At times Dole and Hillary Clinton are on the same theme. He lauds family values of the 1920s and 1930s. She found the 1950s tranquil and discovers ``a critical mass of mothers'' in the 1990s.

My generation moved through the day under the eyes of a mass of critical mothers. In the 1950s, when a 10-year-old ``ran away,'' it was only a block to the home of his pal, whose mother fed him supper and notified his folks he'd be home soon. And today's carpooling moms are busier than ever.

But Hillary writes that drugs, broken homes, and a technological revolution, especially on TV, put more children at risk. One in five is in poverty. More than ever, it takes a village to rear a child.

She examines a network of groups nurturing children at the grass roots: churches, civic clubs, PTAs, schools, police, legislators, hospitals. She cites a host of studies by foundations and universities offering advice on helping children.

All along there has been bad with the good.

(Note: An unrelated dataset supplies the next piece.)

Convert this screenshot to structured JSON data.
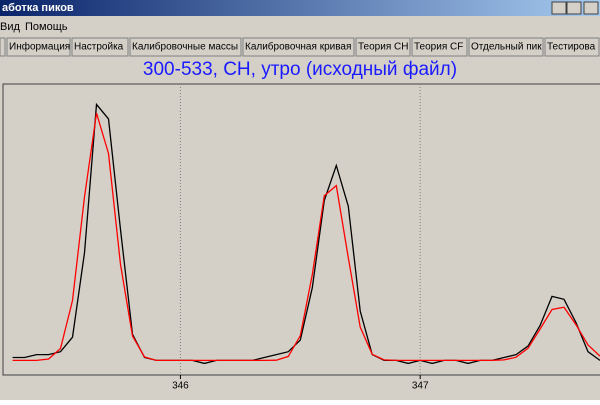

Hillary Clinton writes that as a child she didn't have a single friend whose parents were divorced, ``but I knew someone very well who was the child of divorce - my mother.''

Her mother's parents, too young for the task, broke up, and the husband sent Hillary's mother, then only 8, and her sister, barely 3, on a train from Chicago to grandparents in Los Angeles.

``When my mother first told me how she cared for her sister during the three-day journey I was incredulous,'' she writes. ``After I became a mother myself, I was furious that any child, even in the safe 1920s, would be treated like that.''

The 8-year-old, ridiculed by her grandmother, ignored by her grandfather, forgotten by her parents, was not without a ``village'' to support her. A great-aunt intervened now and then. A kind teacher gave her an ``extra'' carton of milk every day. When she was 14 she began caring for a family's children in exchange for room and board.

The family encouraged her to finish high school. The mother gave her books to read and and became a role model in what a wife, mother and homemaker should be.

Maybe the usually fair-minded Dole didn't read the book. Some things shouldn't be left to overeager aides.